The city had not mourned. Cities like this never did. It absorbed loss the way stone absorbs rain—silently, without change. Elara continued living in the same narrow room, walls cracked like old bones, ceiling stained by leaks and years. Each morning she queued for ration bread, each evening she returned before the lamps dimmed. A girl alone learned the cost of being seen.

Romance, if it existed here, was a rumor—passed quietly between women who no longer expected it for themselves. Love was dangerous. It asked for vulnerability, and vulnerability invited theft. Elara told herself she did not need it. She told herself many things to survive.

But then there was him.

He appeared first as an interruption. A voice in the dark corridor one evening when she was late. Calm, almost careless. He did not step closer. That, more than anything, unsettled her. Men here always stepped closer. He spoke her name as if it were already familiar, as if it had weight.

She should have run. She didn't.

Their encounters were brief and unpromised—glances, half-sentences, shared silences that lingered longer than words. He never asked questions about her past. She never asked why his hands shook when he thought she wasn't looking. Whatever bound them was fragile, unspoken, and therefore dangerous.

The darkness watched.

Tragedy arrived the way it always did here: without warning, without fairness. One night, the tower sirens wailed—low, ancient sounds that meant disappearance, punishment, or worse. Elara returned to her room to find the door open and the floor marked with unfamiliar boots.
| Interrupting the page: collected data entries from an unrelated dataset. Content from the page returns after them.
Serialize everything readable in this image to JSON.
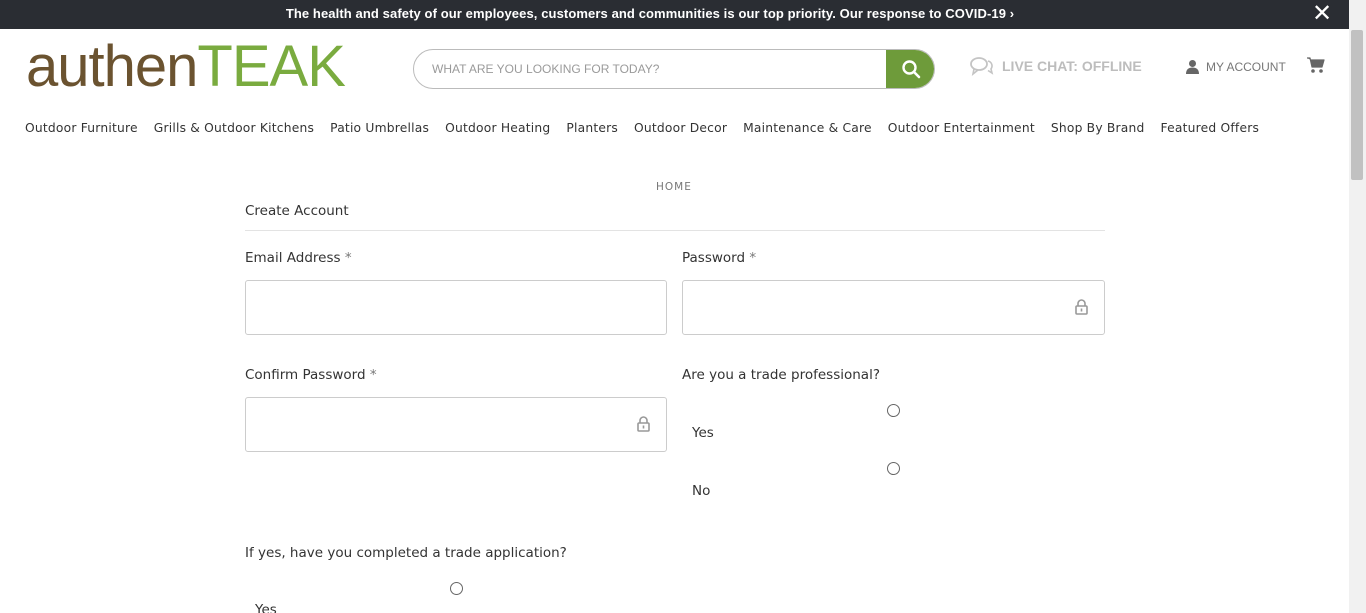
{
  "banner": {
    "text": "The health and safety of our employees, customers and communities is our top priority. Our response to COVID-19 ›",
    "close_label": "✕"
  },
  "logo": {
    "part1": "authen",
    "part2": "TEAK"
  },
  "search": {
    "placeholder": "WHAT ARE YOU LOOKING FOR TODAY?"
  },
  "header": {
    "chat_label": "LIVE CHAT: OFFLINE",
    "account_label": "MY ACCOUNT"
  },
  "nav": {
    "items": [
      "Outdoor Furniture",
      "Grills & Outdoor Kitchens",
      "Patio Umbrellas",
      "Outdoor Heating",
      "Planters",
      "Outdoor Decor",
      "Maintenance & Care",
      "Outdoor Entertainment",
      "Shop By Brand",
      "Featured Offers"
    ]
  },
  "breadcrumb": {
    "home": "HOME"
  },
  "page": {
    "title": "Create Account"
  },
  "form": {
    "required_mark": "*",
    "email_label": "Email Address",
    "password_label": "Password",
    "confirm_label": "Confirm Password",
    "trade_question": "Are you a trade professional?",
    "trade_yes": "Yes",
    "trade_no": "No",
    "application_question": "If yes, have you completed a trade application?",
    "application_yes": "Yes"
  },
  "colors": {
    "banner_bg": "#2a2d33",
    "logo_brown": "#6b5330",
    "logo_green": "#7aab3f",
    "search_button": "#6e9b3a"
  }
}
Nothing was taken. Everything was changed.

By morning, she understood the truth no one had taught her aloud: survival was not enough. To remain alive in this world, she would have to lose parts of herself—or fight to keep them.

And love, she realized too late, was not a shelter.

It was a wound that refused to close.

Still, when the night came again, Elara did not hide.

She stood in the dark and waited—

not because she was fearless,

but because something inside her had already learned how to break.